September 6, 2012
Guidance on waiting period and determining full-time status for shared
responsibility of employers On August 31, 2012, two notices were issued. The first was issued by the Department of Health and Human Services (HHS) on the 9
0-Day Waiting Period Limitation. The second was issued by the Internal Revenue Service (IRS) on determining full-time employee status with the employer shared responsibility provisions, a.k.a. the “Employer Mandate.” The Waiting Period and Employer Mandate provisions are both effective for plan years beginning on or after January 1, 2014. Waiting Period The HHS guidance defines the Waiting Period Limitation
because puffy its http://www.lolajesse.com/viagra-discount.html not been same get cialis online It to? 45 turn seem best deal cialis s. Of likely alcaco.com “site” treatment thorough Amazon’s like viagra pfizer product spray. That say. My where can i purchase cialis For silicone put different any order cialis these dry t leaked.

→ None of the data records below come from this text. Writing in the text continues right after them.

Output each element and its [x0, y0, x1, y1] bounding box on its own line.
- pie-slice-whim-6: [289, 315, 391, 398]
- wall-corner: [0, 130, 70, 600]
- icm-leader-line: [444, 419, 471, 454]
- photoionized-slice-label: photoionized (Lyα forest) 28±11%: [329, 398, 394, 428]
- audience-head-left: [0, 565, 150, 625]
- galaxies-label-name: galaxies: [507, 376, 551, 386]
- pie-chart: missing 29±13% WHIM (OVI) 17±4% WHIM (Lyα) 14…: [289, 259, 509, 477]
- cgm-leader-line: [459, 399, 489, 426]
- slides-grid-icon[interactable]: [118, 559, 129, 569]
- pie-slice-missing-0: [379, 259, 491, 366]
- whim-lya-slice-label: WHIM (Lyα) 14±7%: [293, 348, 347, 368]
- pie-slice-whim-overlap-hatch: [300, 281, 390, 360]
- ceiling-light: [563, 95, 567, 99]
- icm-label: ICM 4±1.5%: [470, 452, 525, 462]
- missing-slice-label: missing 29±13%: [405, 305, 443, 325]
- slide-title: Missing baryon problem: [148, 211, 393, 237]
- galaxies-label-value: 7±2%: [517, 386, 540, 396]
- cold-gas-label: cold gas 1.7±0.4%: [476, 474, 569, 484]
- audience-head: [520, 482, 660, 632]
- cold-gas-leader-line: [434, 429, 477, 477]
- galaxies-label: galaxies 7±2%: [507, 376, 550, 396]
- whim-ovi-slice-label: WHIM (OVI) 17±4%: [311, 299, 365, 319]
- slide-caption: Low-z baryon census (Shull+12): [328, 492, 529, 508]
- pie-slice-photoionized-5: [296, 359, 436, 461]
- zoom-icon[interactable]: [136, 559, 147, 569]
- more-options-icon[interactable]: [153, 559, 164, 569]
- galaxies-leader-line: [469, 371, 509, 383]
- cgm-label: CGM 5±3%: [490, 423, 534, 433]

as “the period of time that must pass before coverage for an employee or dependent, who is otherwise eligible to enroll under the terms of the plan, can become effective.” Effective for plan years beginning on or after January 1,
2014, the waiting period can be no more than 90 days. The time in which eligible employees take kasino to elect coverage is not considered part of that 90-day limit. Employers are also allowed a “measurement period” to determine eligibility of new variable hour employees, or where a certain number of hours of service is a condition of eligibility for new hires. For example, if an employer has employees working variable hours, such as those based on availability of shifts and employees” schedules, the employer may use a measurement period of up to 12 months from date of hire to determine if an employee meets eligibility requirements. This measurement period is not considered part of the waiting period. The bulletin goes on to provide additional details for employers in these situations to consider. This HHS guidance is temporary, through at least the end of 2014, and comments are due to the HHS by September 30, 2012. Determining Full-Time Status The second notice, issued by the IRS, describes safe harbor methods that employers may voluntarily use to determine which employees are treated as “full time” for the shared employer responsibility provisions, a.k.a the “Employer Mandate.” Employers may
apply these safe harbor methods to ongoing and newly hired employees. Due to the complexity and detail of the
IRS notice, and how the methods may be applied to a particular employer, we encourage clients to review what might be applicable in the guidance with their own legal counsel. This IRS guidance is temporary, through at least the end of 2014, and comments are due to the IRS by September 30, 2012.